С ней и самой творилось нечто. Из головы не выходила одна поделка из музея. Весьма престранный экспонат: две краником соединённых колбы – одна с бактериями Марса, другая с плесенью какой-то. Вполне земной, согласно бирке: «Две формы жизни. Не открывать».
– Соединение опасно. Все понимают – не дебилы, но краны всё же открывают, – Локошту явно впечатлилась тем экспонатом.
– Теперь понятно, откуда BEND. И как вообще можно было додуматься устроить себе (ладно себе, но ведь и прочим, к тому же без спроса) загробную жизнь. Во всяком случае, с той жизнью вполне естественно подумать о чём-то большем, – Тони осёкся. – То, что ты пишешь про каталог… каталог измерений (параллельных реальностей; он обошёлся мне в полжизни – всюду пиздец) уже хватило бы любому сдохнуть от скуки. Даже не скуки – от безысходности; я ведь не знал больше, как жить.
– Ты покончил с собой?
– Похоже, да. Сейчас ты спросила, и что-то мелькнуло такое в памяти: море, лагуна, лодка, остров.
– Атолл Тарава, вероятно. Ты утонул. Во всяком случае, понятно, откуда Джо (всё тот же Джонни, что прописан в твоей программе Bangle End), а с ним и Генри, надо, думать.
– Профессор Ослик?
– Они друзья. Точнее, так: Ослика нет; он персонаж романа Джо, его герой и альтер эго.
Прямо как пазл. Впрочем, собрать его было несложно. Эфи просто сложила в сети два имени. Последствия, правда, весьма неожиданны: матрица в матрице получалось. Покруче, явно, романа в романе.
На самом деле Генри Ослик попал в сознание (в программу BEND) Антонио Гомеса посредством истории, которую поведал ему однажды Джонни Фарагут на Макине (остров Макин, Северный Гилберт, Кирибати).

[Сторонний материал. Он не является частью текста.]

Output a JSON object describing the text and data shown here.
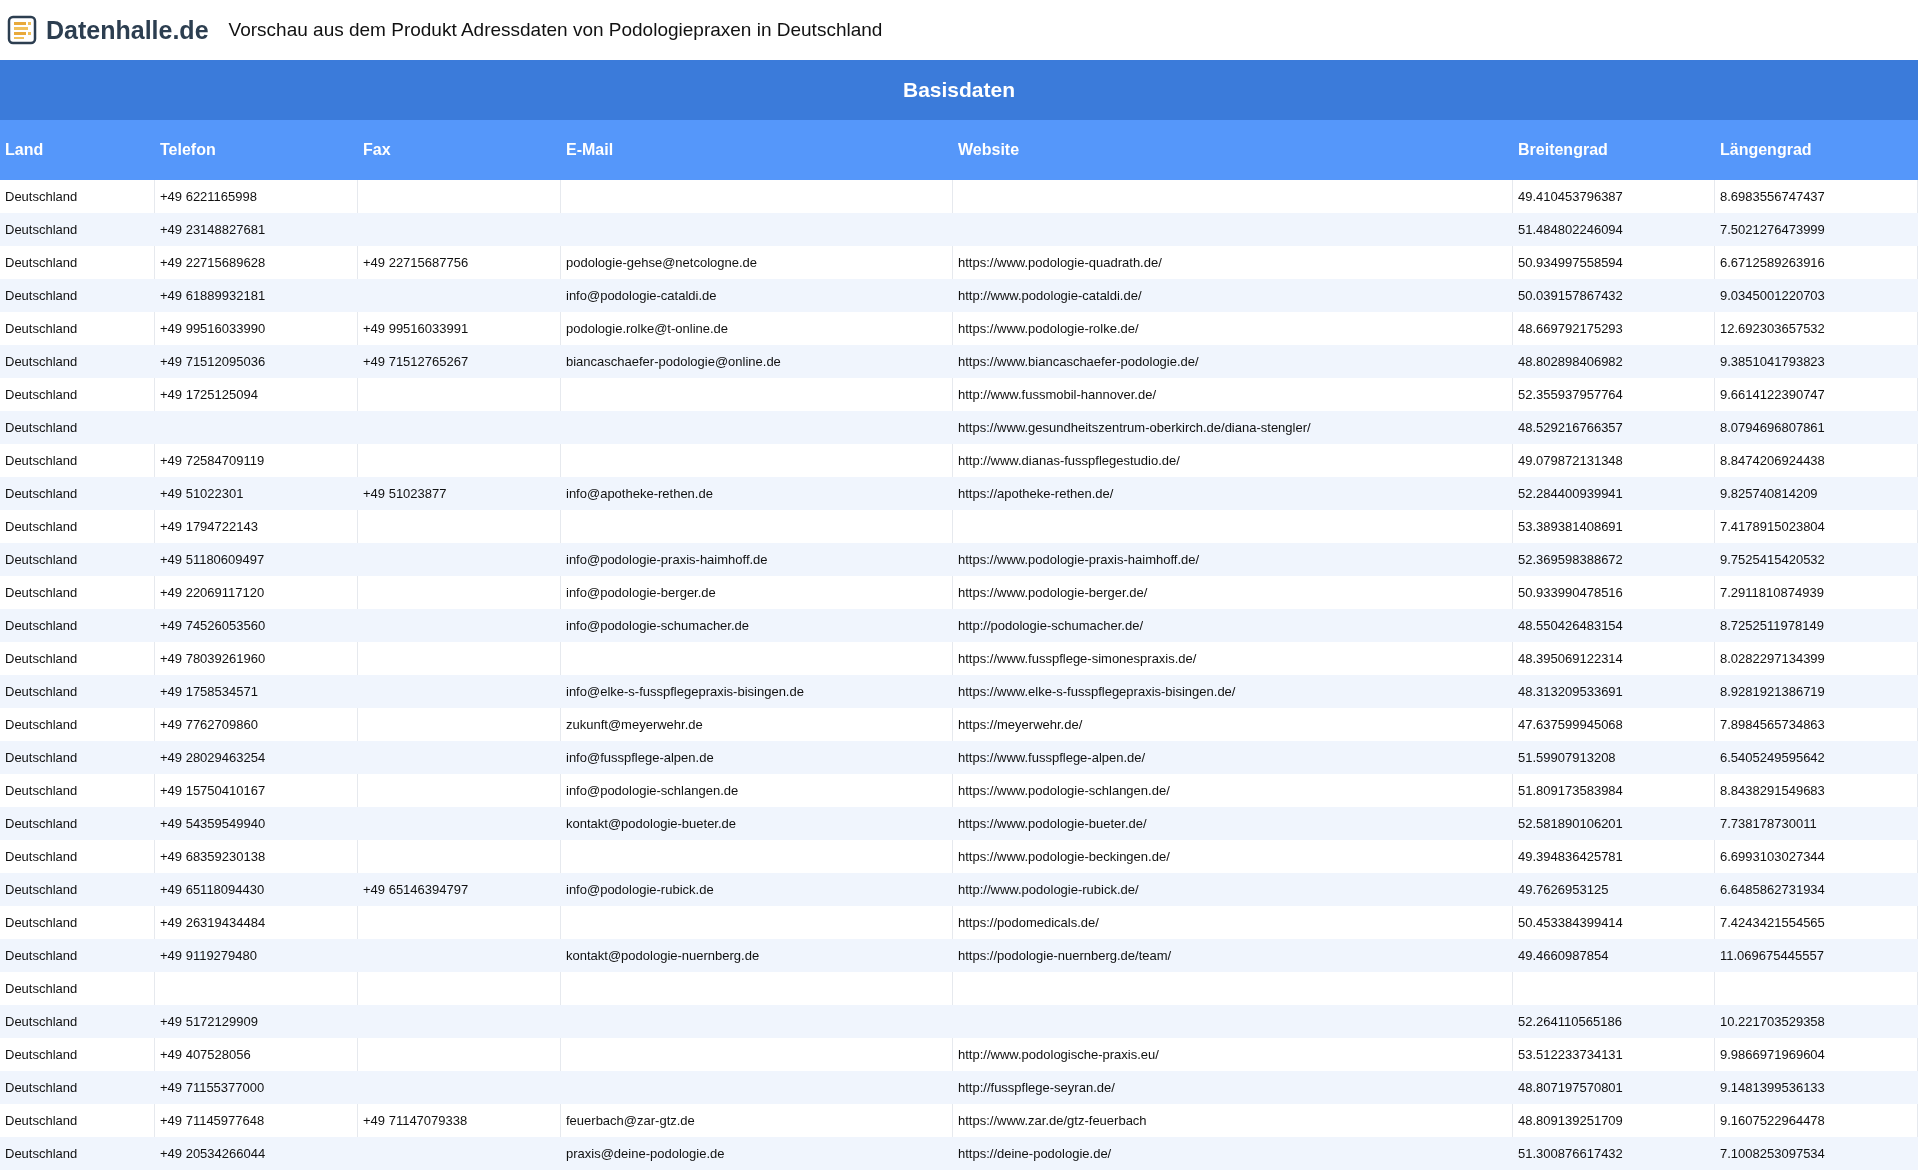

Захватывающая и почти детективная история, где главным героем как раз и являлся Генри Ослик – диссидент из РФ и профессор когнитологии Ширнесского университета в Англии. Тони всё понял. Он вспомнил также, что изготовил «Браслет исхода» и для Джо. Подарок с доставкой, можно сказать. Незадолго до смерти он специально переместился к Джонни в Москву из 2036-го в двадцатое сентября две тысячи четвёртого. Вполне разумно предположить, что Джонни тоже теперь находился где-то на сервере неподалёку, и уже со своими не только друзьями, но и с героями своих романов (как собственно и Антонио).